More broadly, the study revealed that subscription merchants and brands are often not tracking metrics that matter most, such as customer lifetime value (LTV), which 91% of subscription firms don’t actively track, despite the importance of LTV to the health of subscription businesses.
“Subscription businesses do not fully grasp the extent to which failed payments contribute to customer churn and the resulting impact on business performance,” the study found. “Our data shows that over two-thirds of subscription-focused firms recognize the negative impact of failed payments on customer retention, yet only 27% consider it the most significant contributor to churn.”
Considering that involuntary churn caused by failed payments is the cause of half (50%) of all customer churn, the fact that only slightly more than half of subscription firms (53%) track involuntary churn helps define top performers from the rest of the pack.
Additionally, only 20% of the firms that track failed payments believe it’s the most critical metric for sustaining the business. As the study noted, “most firms are either underestimating the severe impact of failed payments on customer LTV or overlooking this dynamic completely.”
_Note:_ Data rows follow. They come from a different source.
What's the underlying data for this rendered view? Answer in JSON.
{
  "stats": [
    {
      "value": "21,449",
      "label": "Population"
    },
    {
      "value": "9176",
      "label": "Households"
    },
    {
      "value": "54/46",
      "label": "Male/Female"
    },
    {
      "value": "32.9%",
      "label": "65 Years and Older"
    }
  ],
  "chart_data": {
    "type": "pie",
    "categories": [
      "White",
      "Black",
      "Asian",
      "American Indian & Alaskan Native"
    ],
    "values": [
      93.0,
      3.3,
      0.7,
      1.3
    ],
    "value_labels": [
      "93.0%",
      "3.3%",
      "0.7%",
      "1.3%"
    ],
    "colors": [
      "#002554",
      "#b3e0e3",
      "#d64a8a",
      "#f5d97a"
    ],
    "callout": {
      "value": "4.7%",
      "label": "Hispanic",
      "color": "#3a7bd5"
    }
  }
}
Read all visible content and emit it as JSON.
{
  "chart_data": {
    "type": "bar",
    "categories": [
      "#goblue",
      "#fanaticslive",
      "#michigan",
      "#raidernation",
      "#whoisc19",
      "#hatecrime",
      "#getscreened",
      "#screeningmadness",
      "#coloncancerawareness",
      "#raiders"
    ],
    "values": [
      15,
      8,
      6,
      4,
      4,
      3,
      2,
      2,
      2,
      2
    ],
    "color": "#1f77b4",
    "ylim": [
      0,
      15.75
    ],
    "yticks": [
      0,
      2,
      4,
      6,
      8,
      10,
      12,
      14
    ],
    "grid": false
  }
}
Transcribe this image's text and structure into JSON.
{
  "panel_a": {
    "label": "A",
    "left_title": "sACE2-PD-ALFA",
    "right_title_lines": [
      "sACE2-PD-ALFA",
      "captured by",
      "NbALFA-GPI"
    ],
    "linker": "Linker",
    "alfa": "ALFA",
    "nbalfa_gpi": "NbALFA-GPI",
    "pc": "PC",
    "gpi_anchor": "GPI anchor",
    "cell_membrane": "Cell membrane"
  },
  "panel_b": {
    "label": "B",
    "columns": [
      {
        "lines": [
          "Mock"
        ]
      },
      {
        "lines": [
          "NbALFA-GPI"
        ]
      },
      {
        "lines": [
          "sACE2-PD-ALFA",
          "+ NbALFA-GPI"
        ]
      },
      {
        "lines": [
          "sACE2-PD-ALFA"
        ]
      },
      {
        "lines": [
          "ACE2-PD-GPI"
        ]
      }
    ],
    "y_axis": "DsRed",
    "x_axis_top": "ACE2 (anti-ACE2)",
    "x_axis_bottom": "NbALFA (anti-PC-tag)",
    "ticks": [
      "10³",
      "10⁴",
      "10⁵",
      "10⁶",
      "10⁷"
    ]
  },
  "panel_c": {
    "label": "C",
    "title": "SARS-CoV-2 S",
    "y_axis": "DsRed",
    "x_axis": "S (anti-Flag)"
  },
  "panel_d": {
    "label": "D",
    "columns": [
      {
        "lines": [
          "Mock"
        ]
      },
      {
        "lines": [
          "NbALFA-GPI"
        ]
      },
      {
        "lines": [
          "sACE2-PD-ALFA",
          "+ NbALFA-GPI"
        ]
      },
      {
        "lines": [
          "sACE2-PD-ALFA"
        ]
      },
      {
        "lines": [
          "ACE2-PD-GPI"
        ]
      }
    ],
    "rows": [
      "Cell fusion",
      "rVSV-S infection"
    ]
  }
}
Given that close to one-third (27%) of subscribers are likely to cancel a subscription due to an avoidable failed payment like those that occur from expired cards and changes of address — issues that are easily handled by subscription management platforms — “only 15% of the subscription providers we surveyed say they track failed payments primarily to improve customer LTV — meaning that 85% view failed payments as ‘the cost of doing business’ and out of their ability to control or improve,” according to the study.